From The Song of Achilles to The Women of Troy, browse any bookshop and you’re bound to come across a classical story that’s been retold through a contemporary lens.
In particular, we seem to be drawn to stories about women: the mythical wives, witches, and goddesses whose familiar fables are now being mined for insights into power and patriarchy.
The Seven Pomegranate Seeds is the perfect play for those in the grips of Greek myth mania.
A concise 80 minutes without an interval, this frenetic two-hander is a little bit like a short story collection – using brief vignettes to reimagine the tales of seven women from Euripides.
Thus, Persephone becomes the victim of a murderer on the Yorkshire moors, Alcestis is rescued from death by the ever-suave Pierce Brosnan (don’t ask), and Phaedra pines over a stepson who slouches across the stage, flicking through a Year 12 textbook.
It’s an ambitious undertaking, and it demands quicksilver performances from its two-woman cast. Luckily, Niamh Cusack and Shannon Hayes are more than up to the challenge.
They leap ably from character to character, delivering comedy one minute and tragedy the next. Their delivery of the densely poetic script is light and engaging - no small feat given that they’re also required to navigate one of the most complex stage sets I’ve seen in years.
THE OTHER RICHARD
This set is almost a character in itself - an immense web of string that hangs from the cavernous ceiling of the three-storey stage, twisting around props and clinging to seats in the stalls.
Seven stones are suspended from this string, and at the end of each vignette, Cusack and Hayes must send one thudding to the ground with the help of an oversized pair of shears.
When they’re not engaged in this task, they’re often busy wrapping string around their waists, snipping off lengths, suspending objects from it, weaving in and out of it… it’s an impressive sight, certainly, but the ornate choreography can occasionally feel like an obstacle to the fluidity and emotional clarity of the drama, rather than an expression of it.

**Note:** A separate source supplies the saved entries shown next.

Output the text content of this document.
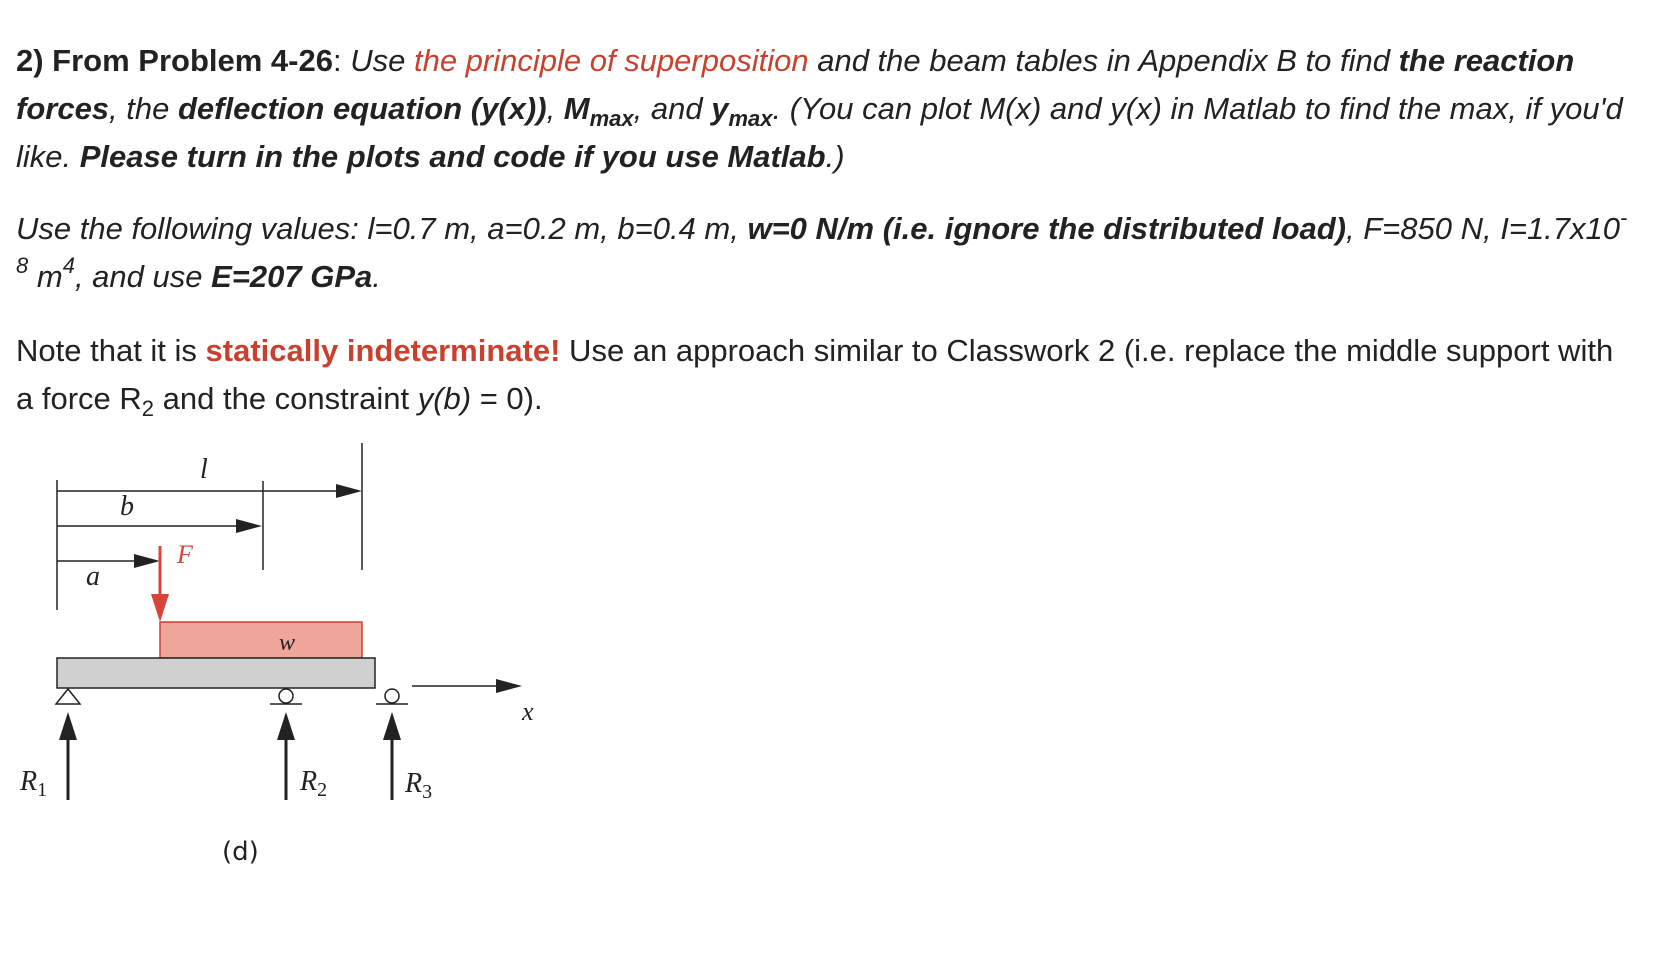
2) From Problem 4-26: Use the principle of superposition and the beam tables in Appendix B to find the reaction forces, the deflection equation (y(x)), $M_{max}$, and $y_{max}$. (You can plot M(x) and y(x) in Matlab to find the max, if you'd like. Please turn in the plots and code if you use Matlab.)

Use the following values: l=0.7 m, a=0.2 m, b=0.4 m, w=0 N/m (i.e. ignore the distributed load), F=850 N, $I=1.7x10^{-8}$ $m^4$, and use E=207 GPa.

Note that it is statically indeterminate! Use an approach similar to Classwork 2 (i.e. replace the middle support with a force $R_2$ and the constraint y(b) = 0).

l
b
a
F
w
x
$R_1$	$R_2$	$R_3$
(d)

And herein lies the problem.
The Seven Pomegranate Seeds was originally performed on Radio 4, and some manouvering has been necessary to transform it into an on-stage spectacle.
Occasionally, it can feel as though the visual element - however impressive - is an afterthought grafted onto an already complex work. Telling the stories of seven women in 80 minutes is a daunting feat at the best of times, and you can’t quite shake the feeling that it might benefit from a simpler staging.
But that’s not to say that The Seven Pomegranate Seeds doesn’t have plenty to recommend it.
The central performances are stellar, and there’s a great pleasure to be had in discovering how the story of each mythical woman has been relocated and reimagined.
Ultimately, though, this ambitious production lacks the moments of stillness that would allow an audience to appreciate its seven narratives as a satisfying whole.